"Business!"
"I am a man with a purpose, seeking the hopefullest means to an end. Plainly: if I could procure you the post of resident doctor at D—— gaol, would you be disposed to accept it?"
Polyhistor looked his utter astonishment.
"I can affect no surprise at yours," said the visitor, attentively regarding Polyhistor. "It is perfectly natural. Let me forestall some unnecessary expression of it. My offer seems unaccountable to you, seeing that we never met until last night. But I don't move entirely in the dark. I have ventured in the interval to inform myself as to the details of your career. I was entirely one with much of your expression of opinion as to the treatment of criminals, in which you controverted the crude and unpleasant scepticism of the lady you talked with." (Poor New Charlie!) "Combining the two, I come to the immediate conclusion that you are the man for my purpose."
"You have dumbfounded me. I don't know what to answer. You have views, I know, as to prison treatment. Will you sketch them? Will you talk on, while I try to bring my scattered wits to a focus?"
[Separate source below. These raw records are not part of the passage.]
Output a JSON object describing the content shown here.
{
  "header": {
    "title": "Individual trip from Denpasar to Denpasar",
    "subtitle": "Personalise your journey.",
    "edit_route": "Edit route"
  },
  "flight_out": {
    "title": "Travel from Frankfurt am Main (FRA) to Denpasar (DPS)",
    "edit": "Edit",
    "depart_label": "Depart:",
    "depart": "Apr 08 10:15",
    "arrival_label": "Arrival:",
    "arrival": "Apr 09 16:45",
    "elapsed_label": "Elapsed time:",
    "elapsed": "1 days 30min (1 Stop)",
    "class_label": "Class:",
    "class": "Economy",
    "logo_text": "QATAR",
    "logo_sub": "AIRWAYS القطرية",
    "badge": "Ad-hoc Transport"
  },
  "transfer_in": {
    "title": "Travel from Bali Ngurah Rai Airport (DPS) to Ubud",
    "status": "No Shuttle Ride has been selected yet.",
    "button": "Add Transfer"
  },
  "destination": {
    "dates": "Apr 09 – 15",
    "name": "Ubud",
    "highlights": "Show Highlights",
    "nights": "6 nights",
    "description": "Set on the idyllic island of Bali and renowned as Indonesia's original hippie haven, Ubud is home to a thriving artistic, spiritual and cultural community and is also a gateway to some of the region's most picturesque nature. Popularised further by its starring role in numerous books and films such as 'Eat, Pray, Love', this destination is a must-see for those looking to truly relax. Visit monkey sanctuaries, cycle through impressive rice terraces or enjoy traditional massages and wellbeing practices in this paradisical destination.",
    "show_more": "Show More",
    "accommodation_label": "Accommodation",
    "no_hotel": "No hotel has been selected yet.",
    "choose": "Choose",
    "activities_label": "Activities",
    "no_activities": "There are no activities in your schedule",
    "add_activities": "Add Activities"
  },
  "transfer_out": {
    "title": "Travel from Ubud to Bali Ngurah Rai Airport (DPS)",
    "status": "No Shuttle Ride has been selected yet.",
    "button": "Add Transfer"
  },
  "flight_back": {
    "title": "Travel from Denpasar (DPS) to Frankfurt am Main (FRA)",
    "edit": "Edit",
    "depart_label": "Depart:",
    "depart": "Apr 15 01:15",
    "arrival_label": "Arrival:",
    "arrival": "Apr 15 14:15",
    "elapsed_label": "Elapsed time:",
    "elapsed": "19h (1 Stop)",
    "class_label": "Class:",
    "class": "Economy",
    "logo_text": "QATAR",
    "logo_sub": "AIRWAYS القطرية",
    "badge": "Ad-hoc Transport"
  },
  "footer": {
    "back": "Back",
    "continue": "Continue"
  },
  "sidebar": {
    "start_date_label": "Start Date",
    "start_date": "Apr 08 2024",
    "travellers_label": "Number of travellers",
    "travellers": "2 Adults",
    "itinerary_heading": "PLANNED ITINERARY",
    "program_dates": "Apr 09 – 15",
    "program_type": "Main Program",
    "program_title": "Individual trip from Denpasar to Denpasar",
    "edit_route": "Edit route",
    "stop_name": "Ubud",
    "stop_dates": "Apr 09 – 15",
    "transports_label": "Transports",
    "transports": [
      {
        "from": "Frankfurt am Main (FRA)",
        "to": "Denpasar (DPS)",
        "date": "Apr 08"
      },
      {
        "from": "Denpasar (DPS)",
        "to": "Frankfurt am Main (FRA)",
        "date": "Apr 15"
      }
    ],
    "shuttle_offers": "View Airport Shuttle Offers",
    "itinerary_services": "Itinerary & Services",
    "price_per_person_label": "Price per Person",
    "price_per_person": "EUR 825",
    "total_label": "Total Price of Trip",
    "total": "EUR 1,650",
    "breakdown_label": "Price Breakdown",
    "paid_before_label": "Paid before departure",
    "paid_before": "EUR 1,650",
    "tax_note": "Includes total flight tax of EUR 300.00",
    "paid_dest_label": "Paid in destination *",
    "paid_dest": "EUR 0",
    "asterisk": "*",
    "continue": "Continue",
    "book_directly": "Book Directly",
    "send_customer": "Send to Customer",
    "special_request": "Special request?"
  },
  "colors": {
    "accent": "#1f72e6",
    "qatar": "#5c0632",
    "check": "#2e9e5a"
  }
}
"Certainly I will. Let me, in the first instance, recall to you a few words of your own. They ran somewhat in this fashion: Is not the man of practical genius the man who is most apt at solving the little problems of resourcefulness in life? Do you remember them?"
"Perhaps I do, in a cruder form."
"They attracted me at once. It is upon such a postulate I base my practice. Their moral is this: To know the antidote the moment the snake bites. That is to have the intuition of divinity. We shall rise to it some day, no doubt, and climb the hither side of the new Olympus. Who knows? Over the crest the spirit of creation may be ours."
Polyhistor nodded, still at sea, and the other went on with a smile:—
"I once knew a world-famous engineer with whom I used to breakfast occasionally. He had a patent egg-boiler on the table, with a little double-sided ladle underneath to hold the spirit. He complained that his egg was always undercooked. I said, 'Why not reverse the ladle so as to bring the deeper cup uppermost?' He was charmed with my perspicacity. The solution had never occurred to him. You remember, too, no doubt, the story of Coleridge and the horse collar. We aim too much at great developments. If we cultivate resourcefulness, the rest will follow. Shall I state my system in nuce? It is to encourage this spirit of resourcefulness."